After spending most of my still relatively short coding journey learning and working with React, I’ve recently started exploring a new JavaScript framework for the first time. While there are other options, I decided to give Vue.js a go. I chose Vue for a number of reasons, including its relatively easy learning curve, its supposed elegance, and of course, its rising popularity with amongst devs. So over the course of the next couple months I’ll be blogging regularly about the basics of this up and coming framework.

To start off, let’s look at the basic set up of a VERY simple Vue application. Much like React components, Vue components contain a combination of HTML and Javascript (in our case a Vue instance) that work together to render an output.

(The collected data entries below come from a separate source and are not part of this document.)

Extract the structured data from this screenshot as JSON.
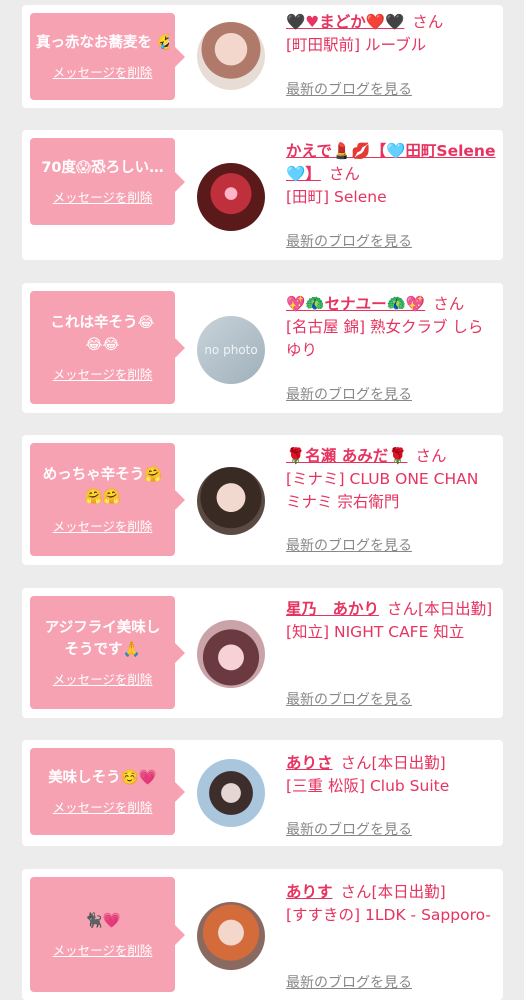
{
  "entries": [
    {
      "message": "真っ赤なお蕎麦を\n🤣w",
      "delete_label": "メッセージを削除",
      "name": "🖤♥まどか❤️🖤",
      "suffix": "さん",
      "shop": "[町田駅前] ルーブル",
      "blog_label": "最新のブログを見る"
    },
    {
      "message": "70度😱恐ろしい…",
      "delete_label": "メッセージを削除",
      "name": "かえで💄💋【🩵田町Selene🩵】",
      "suffix": "さん",
      "shop": "[田町] Selene",
      "blog_label": "最新のブログを見る"
    },
    {
      "message": "これは辛そう😂\n😂😂",
      "delete_label": "メッセージを削除",
      "name": "💖🦚セナユー🦚💖",
      "suffix": "さん",
      "shop": "[名古屋 錦] 熟女クラブ しらゆり",
      "blog_label": "最新のブログを見る",
      "avatar_text": "no photo"
    },
    {
      "message": "めっちゃ辛そう🤗\n🤗🤗",
      "delete_label": "メッセージを削除",
      "name": "🌹名瀬 あみだ🌹",
      "suffix": "さん",
      "shop": "[ミナミ] CLUB ONE CHAN ミナミ 宗右衛門",
      "blog_label": "最新のブログを見る"
    },
    {
      "message": "アジフライ美味し\nそうです🙏",
      "delete_label": "メッセージを削除",
      "name": "星乃　あかり",
      "suffix": "さん[本日出勤]",
      "shop": "[知立] NIGHT CAFE 知立",
      "blog_label": "最新のブログを見る"
    },
    {
      "message": "美味しそう☺️💗",
      "delete_label": "メッセージを削除",
      "name": "ありさ",
      "suffix": "さん[本日出勤]",
      "shop": "[三重 松阪] Club Suite",
      "blog_label": "最新のブログを見る"
    },
    {
      "message": "🐈‍⬛💗",
      "delete_label": "メッセージを削除",
      "name": "ありす",
      "suffix": "さん[本日出勤]",
      "shop": "[すすきの] 1LDK - Sapporo-",
      "blog_label": "最新のブログを見る"
    }
  ],
  "colors": {
    "accent": "#e6335f",
    "bubble": "#f7a2b3",
    "background": "#ececec",
    "link_gray": "#888888"
  }
}
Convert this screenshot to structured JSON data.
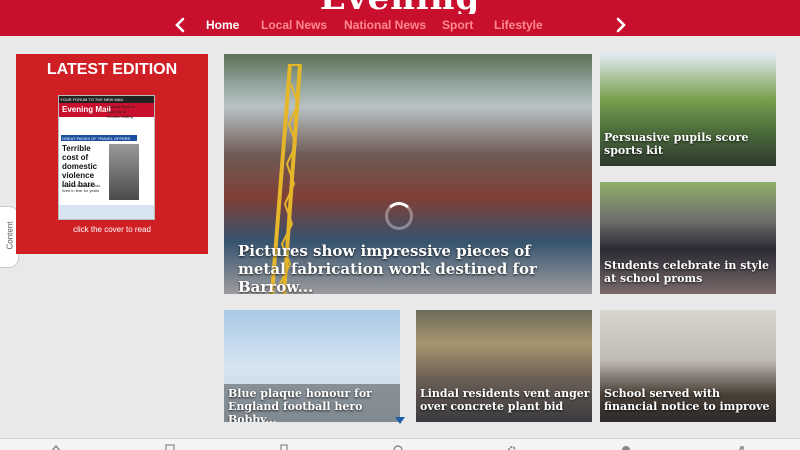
{
  "app": {
    "logo": "Evening Mail"
  },
  "nav": {
    "tabs": [
      {
        "label": "Home",
        "active": true
      },
      {
        "label": "Local News",
        "active": false
      },
      {
        "label": "National News",
        "active": false
      },
      {
        "label": "Sport",
        "active": false
      },
      {
        "label": "Lifestyle",
        "active": false
      }
    ]
  },
  "side_tab": {
    "label": "Content"
  },
  "latest_edition": {
    "heading": "LATEST EDITION",
    "caption": "click the cover to read",
    "cover": {
      "strap": "YOUR FORUM TO THE NEW MAIL",
      "masthead": "Evening Mail",
      "promo": "Crowds flock to final day of Kendal Calling",
      "bar": "GREAT PAGES OF TRAVEL OFFERS",
      "headline": "Terrible cost of domestic violence laid bare",
      "sub": "Mum-of-two Ruth has lived in fear for years"
    }
  },
  "stories": {
    "main": {
      "title": "Pictures show impressive pieces of metal fabrication work destined for Barrow..."
    },
    "right_top": {
      "title": "Persuasive pupils score sports kit"
    },
    "right_mid": {
      "title": "Students celebrate in style at school proms"
    },
    "bottom_1": {
      "title": "Blue plaque honour for England football hero Bobby..."
    },
    "bottom_2": {
      "title": "Lindal residents vent anger over concrete plant bid"
    },
    "bottom_3": {
      "title": "School served with financial notice to improve"
    }
  },
  "colors": {
    "brand": "#c8102e",
    "panel": "#cf1f25",
    "background": "#e9e9e9"
  }
}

Above, we see that the Vue instance is linked to the HTML by the ID of “app”. Also, we can not that there’s a data object in the Vue instance that stores information which we can use in the HTML. This value is simply referenced by using double curly brackets syntax with the key of the key value pair in the data object (title). Conveniently, we have access to everything in the data object with this super clean syntax. No need to type ‘this.title’, or ‘data.title’, just put the element you want in the curly brackets, and voila!

What’s particularly cool about how Vue.js works here is that it doesn’t actually add these commands to the HTML code, it just creates a new template based on the HTML in the component, so no runtime gets added!

For proof of this, if we inspect our output of “Hello World!” in the DOM, we see the following…

It’s just “Hello World!” inside of p tags. No curly braces or anything! That’s because Vue creates a template based on our typed HTML code, stores that internally, then uses that stored template to create the real HTML code that is used for out output.

Now let’s quickly take a look at how Vue displays outputs from methods rather simply displaying data stored in our Vue instance.

To incorporate methods, we first need to create a methods object below the the data object that stores an ultra simple function, ‘sayHello’.

To call the output of this function in our HTML, we once again use the curly brackets syntax and type in the name of our function. This will then display the expected output of ‘Hello!’. However, this only works when the output of our function in the Vue instance is something that can be converted to a string. So complex objects and null values won’t work like this.

For now, let’s stop there. Of course this only touches on the most basic Vue functionality, but it should give you a good general idea of how Vue.js code interacts with HTML in a super clean and intuitive way to create what we see on our page!